The Marquis of Exeter and Lord Montagu were beheaded for treason after discussing Henry's health. Saying of the King: "he has a sorre legge that no pore man would be glad off, and that he should not lyve long for all his auctoryte next God" and "he will die suddenly, his legge will kill him, and then we shall have jolly stirring."

When Henry did die, morbidly obese, in 1547, aged 55 and 7 months, probably from renal and liver failure, his body was prepared for burial by "spurging, cleansing, bowelling, searing, embalming, furnishing and dressing with spices." And then, the coffin, draped in cloth of gold with an effigy of the king, dressed with crown and crimson velvet shoes, was accompanied by a thousand men on horseback and hundreds more on foot, to Whitehall, where his body lay for a few days, then stopping overnight at Syon House, on the way to Windsor.
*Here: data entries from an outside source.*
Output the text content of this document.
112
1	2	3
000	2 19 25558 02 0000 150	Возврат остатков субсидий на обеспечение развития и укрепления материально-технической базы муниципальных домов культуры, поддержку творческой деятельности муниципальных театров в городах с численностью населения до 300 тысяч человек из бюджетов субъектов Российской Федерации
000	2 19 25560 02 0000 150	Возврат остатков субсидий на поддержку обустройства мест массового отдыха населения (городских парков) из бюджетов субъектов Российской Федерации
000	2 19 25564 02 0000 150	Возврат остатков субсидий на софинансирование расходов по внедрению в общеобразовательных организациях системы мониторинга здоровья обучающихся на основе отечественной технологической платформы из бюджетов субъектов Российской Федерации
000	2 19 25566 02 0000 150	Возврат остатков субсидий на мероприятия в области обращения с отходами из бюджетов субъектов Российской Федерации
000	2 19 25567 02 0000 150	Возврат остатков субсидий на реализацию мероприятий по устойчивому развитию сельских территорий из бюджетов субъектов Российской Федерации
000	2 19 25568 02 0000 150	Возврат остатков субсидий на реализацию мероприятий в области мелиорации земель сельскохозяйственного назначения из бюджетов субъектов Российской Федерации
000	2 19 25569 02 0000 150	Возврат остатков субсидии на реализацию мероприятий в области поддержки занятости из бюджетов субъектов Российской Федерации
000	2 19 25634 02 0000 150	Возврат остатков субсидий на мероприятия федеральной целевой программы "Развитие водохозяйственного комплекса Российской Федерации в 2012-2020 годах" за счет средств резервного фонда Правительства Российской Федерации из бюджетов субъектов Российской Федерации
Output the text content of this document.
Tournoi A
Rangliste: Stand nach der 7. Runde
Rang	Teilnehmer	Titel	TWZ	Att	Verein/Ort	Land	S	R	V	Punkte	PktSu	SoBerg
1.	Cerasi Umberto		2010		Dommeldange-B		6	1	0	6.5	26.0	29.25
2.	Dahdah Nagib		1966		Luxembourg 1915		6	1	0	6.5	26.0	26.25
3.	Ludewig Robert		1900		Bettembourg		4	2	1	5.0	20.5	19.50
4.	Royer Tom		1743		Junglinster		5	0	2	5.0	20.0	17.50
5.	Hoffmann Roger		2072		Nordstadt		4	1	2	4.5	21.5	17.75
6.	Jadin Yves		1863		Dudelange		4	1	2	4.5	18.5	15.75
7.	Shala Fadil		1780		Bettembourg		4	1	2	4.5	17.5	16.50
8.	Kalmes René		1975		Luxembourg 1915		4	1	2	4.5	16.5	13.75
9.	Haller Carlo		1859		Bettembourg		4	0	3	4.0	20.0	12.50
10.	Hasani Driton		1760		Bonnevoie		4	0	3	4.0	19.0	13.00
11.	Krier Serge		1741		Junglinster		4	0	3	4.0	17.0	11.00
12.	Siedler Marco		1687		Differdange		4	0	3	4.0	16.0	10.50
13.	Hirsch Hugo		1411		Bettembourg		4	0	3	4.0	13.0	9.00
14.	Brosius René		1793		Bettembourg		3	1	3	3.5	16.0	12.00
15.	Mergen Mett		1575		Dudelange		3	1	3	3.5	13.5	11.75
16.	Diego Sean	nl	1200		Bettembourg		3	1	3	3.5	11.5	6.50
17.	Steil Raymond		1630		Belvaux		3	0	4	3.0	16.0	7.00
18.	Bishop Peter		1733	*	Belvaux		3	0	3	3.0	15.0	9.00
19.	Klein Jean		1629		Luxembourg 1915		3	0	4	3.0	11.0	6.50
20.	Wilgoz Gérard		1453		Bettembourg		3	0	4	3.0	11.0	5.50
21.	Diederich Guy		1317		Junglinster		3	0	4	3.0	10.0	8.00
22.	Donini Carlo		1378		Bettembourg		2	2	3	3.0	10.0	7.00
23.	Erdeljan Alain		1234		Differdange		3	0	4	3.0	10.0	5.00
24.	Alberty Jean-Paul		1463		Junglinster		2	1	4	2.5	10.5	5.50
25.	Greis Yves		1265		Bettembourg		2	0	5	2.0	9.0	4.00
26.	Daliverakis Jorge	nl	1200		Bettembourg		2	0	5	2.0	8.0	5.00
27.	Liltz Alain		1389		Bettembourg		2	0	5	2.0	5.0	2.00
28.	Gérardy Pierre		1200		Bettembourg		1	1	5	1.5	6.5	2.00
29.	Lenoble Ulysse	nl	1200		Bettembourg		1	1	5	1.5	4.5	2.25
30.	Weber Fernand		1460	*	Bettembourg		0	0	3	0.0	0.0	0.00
Henry's black marble sarcophagus, which he had callously confiscated from Cardinal Wolsey, contained his 300-pound corpse. And, according to Gilbert Burnet, Scottish theologian and bishop of Salisbury, the coffin leaked during the night, with “putrid matter” from the body, onto the floor and in the morning, a stray dog was seen licking the bodily fluids.
Coffins of King Henry VIII (centre), Queen Jane Seymour (right) by Alfred Young Nutt, Surveyor to the Dean and Canons of St George's Chapel, Windsor Castle. Nutt recorded that Henry's coffin was about two metres in length and was in a state of disrepair with some bodily remains visible.
But the origin of this story is a Friar Peto, a Franciscan of Greenwich, who made the prophecy about King Henry following Henry's scandalous divorce, warning Henry that there may be consequences in the future for his actions, such as having dogs lick his blood, as they had Ahab's, after death.

So, afterwards, some people may have told the coffin-leaking/dog licking story, which would neatly fulfil Peto's prophecy. The only problem being that, it probably didn't happen.